Ihre Dienstränge, Verantwortungsbereiche und Befugnisse haben sich im Verlauf der Geschichte mehrfach gewandelt. Es gab Quartiermeister bei Landsknechten, die ursprünglich für Unterkunft, Beschaffung und Verpflegung zuständig waren. Mit der Entwicklung des Heereswesens wuchs auch der Aufgaben- und Hierarchiebereich von Quartiermeistern im Armeekorps und im Generalstab. Im 21. Jahrhunderts ist die Bezeichnung beim Militärwesen weitgehend verschwunden; die traditionellen Aufgaben wurden in modernisierte Strukturen verlagert.
Begriffsbildung
Frühe schriftliche Erwähnung der deutschen Begrifflichkeit Quartiermeister (auch „Quartiermaister“) finden sich im frühen 14. Jahrhundert. Von der Aufgabe » Quartier machen «, leitet sich der Quartiermacher[1] ab (später Furier von (französisch fourrier)). Der Vorgesetzte wurde in der Folgezeit Quartiermeister genannt. Der Wortstamm Quartier (französisch für „Viertel“) steht auch für ein Teil eines Heerlagers und kann mit der Bedeutung Stadtviertel verglichen werden. Im Militärwesen steht Quartier für die Unterkunft von Truppen in der Kaserne oder für Einquartierung in anderen (requirierten) Räumen oder Gebäuden. Das Standortquartier kann die Garnison sein oder der aktuelle Standort. Das Winterquartier war bei historischen Feldzügen als Winterlager von Bedeutung. Seit 1525 ist wird der Begriff in Kriegsbüchern und Kriegsordnungen und in weiteren theoretischen Werken zur Militärwissenschaft behandelt, wie sie von Johann Jacobi von Wallhausen und weiteren Militärschriftstellern bekannt sind.[2][3]

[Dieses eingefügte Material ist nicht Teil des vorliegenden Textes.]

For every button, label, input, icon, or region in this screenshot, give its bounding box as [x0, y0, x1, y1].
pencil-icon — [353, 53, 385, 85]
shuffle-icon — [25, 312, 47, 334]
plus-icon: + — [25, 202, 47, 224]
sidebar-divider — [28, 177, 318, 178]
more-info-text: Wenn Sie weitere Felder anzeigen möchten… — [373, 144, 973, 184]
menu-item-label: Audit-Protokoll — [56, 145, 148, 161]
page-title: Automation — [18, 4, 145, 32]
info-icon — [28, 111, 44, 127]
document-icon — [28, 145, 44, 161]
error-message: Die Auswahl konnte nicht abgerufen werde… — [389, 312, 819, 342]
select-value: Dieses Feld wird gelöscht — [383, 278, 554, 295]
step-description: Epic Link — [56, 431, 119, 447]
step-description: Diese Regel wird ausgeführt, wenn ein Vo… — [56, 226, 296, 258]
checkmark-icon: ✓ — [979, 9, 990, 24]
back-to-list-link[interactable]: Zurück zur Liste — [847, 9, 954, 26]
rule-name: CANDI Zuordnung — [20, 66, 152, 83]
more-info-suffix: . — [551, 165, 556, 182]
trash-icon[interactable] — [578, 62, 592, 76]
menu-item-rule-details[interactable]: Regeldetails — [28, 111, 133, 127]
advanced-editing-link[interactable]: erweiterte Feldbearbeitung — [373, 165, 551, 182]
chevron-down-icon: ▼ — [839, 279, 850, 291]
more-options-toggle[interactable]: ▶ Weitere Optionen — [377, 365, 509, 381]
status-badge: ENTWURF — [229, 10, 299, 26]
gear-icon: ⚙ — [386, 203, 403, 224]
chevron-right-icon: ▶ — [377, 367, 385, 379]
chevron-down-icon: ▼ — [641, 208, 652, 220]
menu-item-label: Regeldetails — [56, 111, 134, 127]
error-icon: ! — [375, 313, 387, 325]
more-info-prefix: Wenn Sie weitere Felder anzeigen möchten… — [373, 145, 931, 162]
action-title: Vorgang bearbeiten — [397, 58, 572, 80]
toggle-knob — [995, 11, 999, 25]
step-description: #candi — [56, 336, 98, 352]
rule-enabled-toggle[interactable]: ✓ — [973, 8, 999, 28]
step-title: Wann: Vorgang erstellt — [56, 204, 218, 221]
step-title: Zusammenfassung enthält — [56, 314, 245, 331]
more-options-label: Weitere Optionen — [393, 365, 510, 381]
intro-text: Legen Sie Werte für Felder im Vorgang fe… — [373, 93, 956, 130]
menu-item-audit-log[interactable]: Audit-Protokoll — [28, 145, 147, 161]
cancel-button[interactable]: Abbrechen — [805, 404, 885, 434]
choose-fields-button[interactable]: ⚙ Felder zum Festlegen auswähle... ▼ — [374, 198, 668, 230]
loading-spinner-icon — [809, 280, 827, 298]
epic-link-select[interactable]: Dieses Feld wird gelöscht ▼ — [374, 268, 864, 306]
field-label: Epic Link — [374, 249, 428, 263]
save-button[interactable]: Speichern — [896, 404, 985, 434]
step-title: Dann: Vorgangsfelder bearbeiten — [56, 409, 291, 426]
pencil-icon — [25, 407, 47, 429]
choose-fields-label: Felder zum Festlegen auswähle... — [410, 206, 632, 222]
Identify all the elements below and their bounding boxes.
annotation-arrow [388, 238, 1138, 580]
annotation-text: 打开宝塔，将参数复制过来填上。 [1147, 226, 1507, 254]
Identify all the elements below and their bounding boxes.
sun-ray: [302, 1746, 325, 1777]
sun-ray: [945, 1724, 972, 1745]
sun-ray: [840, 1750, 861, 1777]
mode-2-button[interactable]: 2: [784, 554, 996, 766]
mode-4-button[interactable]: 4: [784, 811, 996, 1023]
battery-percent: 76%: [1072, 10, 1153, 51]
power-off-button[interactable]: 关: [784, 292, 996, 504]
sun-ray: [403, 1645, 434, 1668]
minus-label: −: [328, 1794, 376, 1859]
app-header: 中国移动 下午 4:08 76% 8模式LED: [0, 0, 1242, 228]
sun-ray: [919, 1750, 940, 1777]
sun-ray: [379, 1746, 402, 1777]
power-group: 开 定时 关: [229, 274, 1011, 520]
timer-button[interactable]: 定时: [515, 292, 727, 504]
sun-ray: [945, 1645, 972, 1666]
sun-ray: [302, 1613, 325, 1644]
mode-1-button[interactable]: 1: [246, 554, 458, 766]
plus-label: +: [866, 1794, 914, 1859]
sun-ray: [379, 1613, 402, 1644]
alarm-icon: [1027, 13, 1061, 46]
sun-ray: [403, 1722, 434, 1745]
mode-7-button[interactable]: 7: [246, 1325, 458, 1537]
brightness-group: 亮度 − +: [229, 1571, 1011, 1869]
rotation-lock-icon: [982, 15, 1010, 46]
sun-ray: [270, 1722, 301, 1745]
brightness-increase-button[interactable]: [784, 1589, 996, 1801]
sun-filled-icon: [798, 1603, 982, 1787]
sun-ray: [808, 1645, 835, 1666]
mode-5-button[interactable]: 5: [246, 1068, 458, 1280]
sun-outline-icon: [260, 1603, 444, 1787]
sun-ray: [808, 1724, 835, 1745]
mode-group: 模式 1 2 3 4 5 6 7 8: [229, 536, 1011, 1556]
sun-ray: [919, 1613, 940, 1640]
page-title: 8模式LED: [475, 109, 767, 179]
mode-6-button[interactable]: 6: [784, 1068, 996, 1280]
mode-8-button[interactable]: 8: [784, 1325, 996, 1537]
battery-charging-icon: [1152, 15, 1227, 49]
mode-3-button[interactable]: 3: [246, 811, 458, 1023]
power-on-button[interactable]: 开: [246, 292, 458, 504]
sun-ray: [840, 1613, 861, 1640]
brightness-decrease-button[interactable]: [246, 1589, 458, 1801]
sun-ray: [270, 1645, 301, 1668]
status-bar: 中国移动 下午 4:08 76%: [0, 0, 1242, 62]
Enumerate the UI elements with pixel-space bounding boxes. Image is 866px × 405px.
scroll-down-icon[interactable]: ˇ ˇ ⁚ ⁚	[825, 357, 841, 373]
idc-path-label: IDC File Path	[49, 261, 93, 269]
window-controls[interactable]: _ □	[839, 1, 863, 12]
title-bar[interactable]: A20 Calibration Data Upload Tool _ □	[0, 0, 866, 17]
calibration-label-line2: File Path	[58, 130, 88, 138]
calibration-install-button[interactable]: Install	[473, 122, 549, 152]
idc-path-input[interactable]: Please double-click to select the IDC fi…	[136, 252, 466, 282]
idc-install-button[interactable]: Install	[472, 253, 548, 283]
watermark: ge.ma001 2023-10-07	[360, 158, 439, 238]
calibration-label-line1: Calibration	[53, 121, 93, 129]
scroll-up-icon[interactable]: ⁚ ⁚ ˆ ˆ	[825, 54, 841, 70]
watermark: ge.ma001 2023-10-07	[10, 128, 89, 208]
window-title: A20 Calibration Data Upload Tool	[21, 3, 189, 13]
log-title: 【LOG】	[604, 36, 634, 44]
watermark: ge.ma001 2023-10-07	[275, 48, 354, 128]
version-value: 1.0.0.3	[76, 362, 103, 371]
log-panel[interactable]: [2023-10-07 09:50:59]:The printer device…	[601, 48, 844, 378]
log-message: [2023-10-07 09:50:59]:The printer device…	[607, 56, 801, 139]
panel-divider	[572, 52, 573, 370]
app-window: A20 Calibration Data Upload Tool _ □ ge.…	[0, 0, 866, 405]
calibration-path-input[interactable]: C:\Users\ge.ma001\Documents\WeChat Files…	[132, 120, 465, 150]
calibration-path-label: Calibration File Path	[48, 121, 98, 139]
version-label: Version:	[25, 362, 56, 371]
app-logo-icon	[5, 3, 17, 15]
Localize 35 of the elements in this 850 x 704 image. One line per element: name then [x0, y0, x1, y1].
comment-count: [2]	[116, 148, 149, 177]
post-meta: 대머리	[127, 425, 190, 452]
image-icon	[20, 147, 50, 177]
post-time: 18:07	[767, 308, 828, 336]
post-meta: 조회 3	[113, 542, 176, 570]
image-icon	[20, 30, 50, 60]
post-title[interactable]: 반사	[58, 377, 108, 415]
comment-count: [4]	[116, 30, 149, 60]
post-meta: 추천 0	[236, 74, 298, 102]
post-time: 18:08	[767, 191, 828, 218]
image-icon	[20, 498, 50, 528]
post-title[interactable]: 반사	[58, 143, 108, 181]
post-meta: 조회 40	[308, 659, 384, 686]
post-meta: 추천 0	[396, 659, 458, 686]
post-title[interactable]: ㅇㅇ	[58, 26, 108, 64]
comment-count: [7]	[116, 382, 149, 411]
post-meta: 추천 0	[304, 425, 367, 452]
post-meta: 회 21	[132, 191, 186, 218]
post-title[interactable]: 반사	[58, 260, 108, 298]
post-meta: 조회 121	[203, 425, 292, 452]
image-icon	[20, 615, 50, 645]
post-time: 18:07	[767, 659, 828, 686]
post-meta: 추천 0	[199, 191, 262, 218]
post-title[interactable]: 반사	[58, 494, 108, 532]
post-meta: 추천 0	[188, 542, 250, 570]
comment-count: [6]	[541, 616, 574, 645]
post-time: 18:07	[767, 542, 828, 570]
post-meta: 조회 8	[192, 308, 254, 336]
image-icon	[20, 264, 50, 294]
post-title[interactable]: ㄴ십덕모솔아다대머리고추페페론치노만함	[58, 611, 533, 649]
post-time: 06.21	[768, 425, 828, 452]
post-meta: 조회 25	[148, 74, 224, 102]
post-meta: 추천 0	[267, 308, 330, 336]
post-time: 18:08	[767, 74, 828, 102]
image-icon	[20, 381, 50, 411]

In der Schifffahrt gab es eine Begriffsverknüpfung mit dem Achterdeck (auch Viertel- oder Quarterdeck) von historischen Schiffen. Dieser Bereich war vom normalen Mannschaftsaufenthalt auf Schiffen ausgeschlossen und weitgehend den Offizieren vorbehalten.[4][5] Ein sogenannter Quartermeister (auch Quartermaster) wurde im Seewesen ein geübter Steuermann genannt.[6][7][8] Die Begriffsähnlichkeit mit der englischen Bezeichnung englisch “Quartermaster” für den Quartiermeister hat gelegentlich zu Verwechselungen geführt.
- Wojciech Kossak, Gemälde: Einquartierung (polnischer Quartiermeister um 1893)
- Anton von Werner, Gemälde: Im Etappenquartier von Paris (im requirierten Schloss "des Ombrages" Brunoy, nach einer Skizze von 1870)
- Josef Munsch, Gemälde (Militärische Einquartierung in einem Hochfürstlichen Prunkschloss)
- Quartier von Napoleon in Moskau im Petrowsker Palais
Geschichte
Vorläufer der Quartiermeister waren als Praefectus castrorum bei den römischen Legionen bekannt. Es waren hohe Offiziere mit umfassenden Befugnissen, denen auch der Custos armorum (Waffenwart) untergeordnet war. Die Position wurde unter Augustus mit dem erklärten Ziel eingerichtet die Militärverwaltung mit professionellen Berufssoldaten zu besetzen.[9]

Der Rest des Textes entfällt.